Kai Zhang1
Tianjin University1
The utilization of deuterium plays a crucial role in advancing the fundamental understanding of aggregate materials and their emerging functionalities. Specifically, resolving the solution structure of conjugated polymers becomes challenging in the absence of deuteration, particularly when employing solvents with high X-ray absorption coefficients such as chloroform. Nevertheless, there is a dearth of studies investigating the isotopic effects of casting solvents on the aggregated structures of photovoltaic polymers and their bulk-heterojunction blends. In this study, we presented a feasible and widely applicable approach of using deuterated organic solvents to establish the structure-performance relationships of organic solar cells (OSCs). We also unraveled the isotope effect of casting solvents on photovoltaic polymer systems from the aspects of thermal properties, molecular stacking, morphology, and device performance. This is the first-ever report to showcase the potential of deuterated solvent in OSCs. Our findings highlight the pronounced impact of relatively poor miscibility between deuterated solvents and photovoltaic polymers, which leads to an enhanced π-π stacking order.

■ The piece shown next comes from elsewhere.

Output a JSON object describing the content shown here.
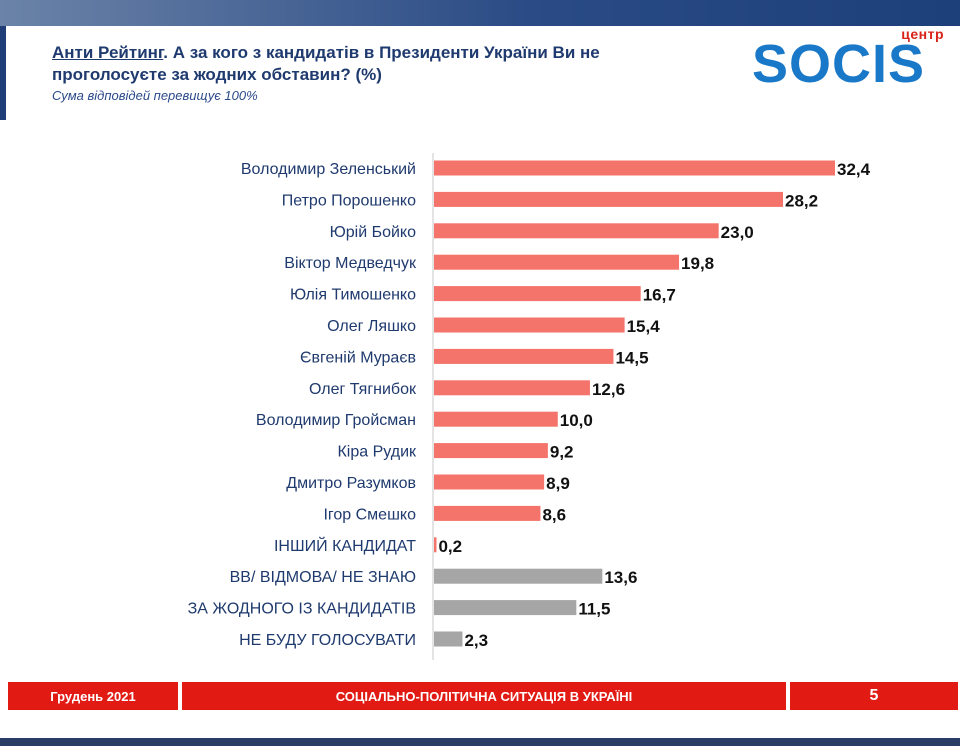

Furthermore, the utilization of deuterated solvents in film processing facilitates higher crystallinity and optimized morphology, resulting in improved device efficiency and notable enhancement in thermal stability. These results underscore the significance of solvent isotopic effects on the aggregated structure of conjugated polymer systems and unveil the potential of innovative approaches for fabricating high-efficiency solar cells with enhanced thermal stability.